Sì, il vino: è lui, non l’uva, il vero “frutto” della vigna. E come la vigna è ricco di doni concreti e, al contempo, denso di rimandi simbolici. Da sempre, “dai tempi di Noè” appunto, accanto al pane del bisogno, al pane quotidiano necessario per vivere, l’uomo ha avuto il vino della gratuità e della festa: una bevanda non necessaria alla sopravvivenza, ma preziosa per la consolazione, la gioia condivisa, l’amicizia ritrovata…
Il vino: bevanda che, bevuta in solitudine, ne stordisce l’amarezza solo per accentuarne la tristezza, ma anche bevanda che, gustata nell’intimità di un’amicizia, ne esalta il sapore e ne affina il piacere.
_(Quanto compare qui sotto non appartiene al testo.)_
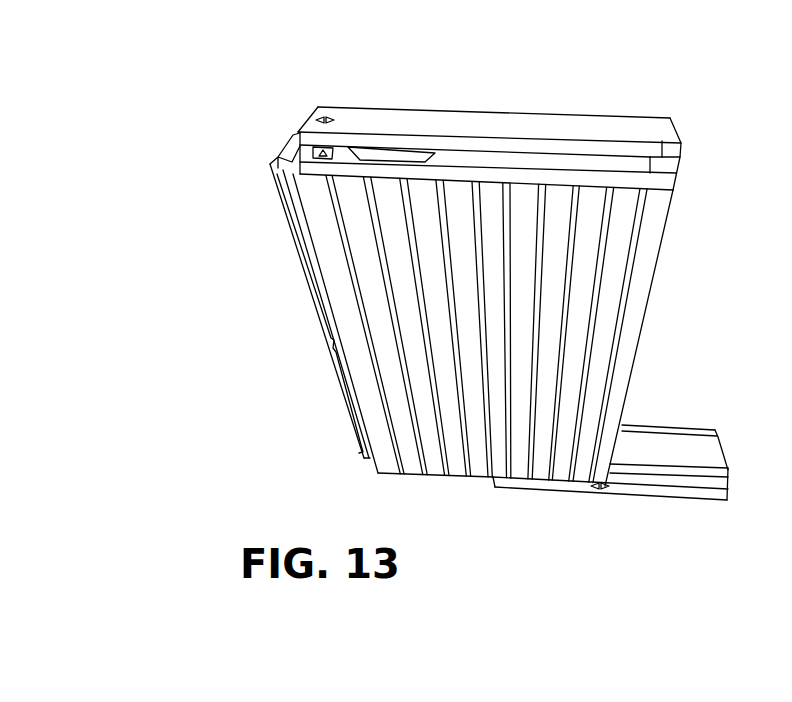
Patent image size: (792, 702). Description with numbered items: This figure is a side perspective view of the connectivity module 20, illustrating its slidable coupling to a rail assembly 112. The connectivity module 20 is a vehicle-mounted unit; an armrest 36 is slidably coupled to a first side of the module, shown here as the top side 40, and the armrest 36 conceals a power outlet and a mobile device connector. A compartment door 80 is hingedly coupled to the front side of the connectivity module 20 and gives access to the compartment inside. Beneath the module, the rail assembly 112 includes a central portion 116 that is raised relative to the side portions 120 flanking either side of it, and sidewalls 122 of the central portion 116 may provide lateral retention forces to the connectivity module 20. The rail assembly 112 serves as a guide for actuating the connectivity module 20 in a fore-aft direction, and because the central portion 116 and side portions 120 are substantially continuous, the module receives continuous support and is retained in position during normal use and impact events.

The connectivity module 20 is at (419, 64).
The armrest 36 is at (552, 130).
The top side 40 is at (653, 120).
The compartment door 80 is at (268, 161).
The rail assembly 112 is at (724, 450).
The central portion 116 is at (685, 448).
The side portions 120 is at (657, 430).
The sidewalls 122 is at (657, 466).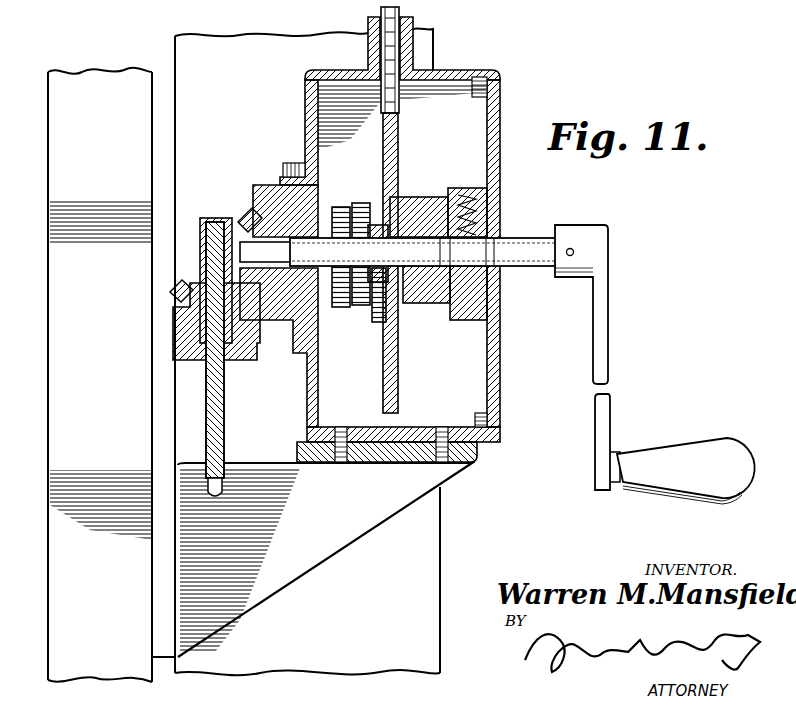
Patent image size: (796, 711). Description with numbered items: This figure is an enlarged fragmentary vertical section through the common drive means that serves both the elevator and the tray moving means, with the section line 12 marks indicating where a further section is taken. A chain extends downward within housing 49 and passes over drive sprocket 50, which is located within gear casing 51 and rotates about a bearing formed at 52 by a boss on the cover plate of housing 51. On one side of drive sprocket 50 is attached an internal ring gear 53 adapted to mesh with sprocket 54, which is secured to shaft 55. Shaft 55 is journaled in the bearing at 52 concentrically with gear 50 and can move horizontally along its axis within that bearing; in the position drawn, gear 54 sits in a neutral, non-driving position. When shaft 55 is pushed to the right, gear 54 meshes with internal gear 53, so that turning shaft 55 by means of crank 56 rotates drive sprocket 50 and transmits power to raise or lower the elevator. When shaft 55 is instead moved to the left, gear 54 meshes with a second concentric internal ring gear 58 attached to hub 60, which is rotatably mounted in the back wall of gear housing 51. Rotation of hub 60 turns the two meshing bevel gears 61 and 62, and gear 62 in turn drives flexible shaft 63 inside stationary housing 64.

Bevanda esigente, anche, perché richiede a chi la beve lo sforzo di liberarsi dalla schiavitù dell’efficienza esasperata per abbandonarsi alla gratuità senza la quale la vita è priva di sapore: bevanda che invita a cantare la vita, a immettere nella consapevolezza della morte la volontà di dire sì alla vita.
Forse è per tutti questi aspetti – oltre che per il discernimento che richiede nel conoscere se stessi, i propri limiti e quelli degli altri -, è per questa lettura dell’esistenza nel segno della gratuità e della gioia condivisa che il vino è divenuto nella Bibbia e in altre tradizioni spirituali il simbolo della sapienza.
Sapienza perché dà “sapore” alla vita, ma anche perché il vino sa sciogliere il cuore e farne emergere ciò che davvero lo abita, sa trasformare la semplice assunzione di cibo in un banchetto, così come la fermentazione ha trasfigurato l’umile succo d’uva in bevanda inebriante. […] non a caso Gesù stesso porrà il suo primo “segno” alle nozze di Cana sotto il sigillo di una gioia condivisa grazie al vino migliore e lascerà ai suoi discepoli il comandamento nuovo dell’amore attorno al “segno” di un pane spezzato e di una coppa di vino versato perché tutti abbiano la vita in pienezza.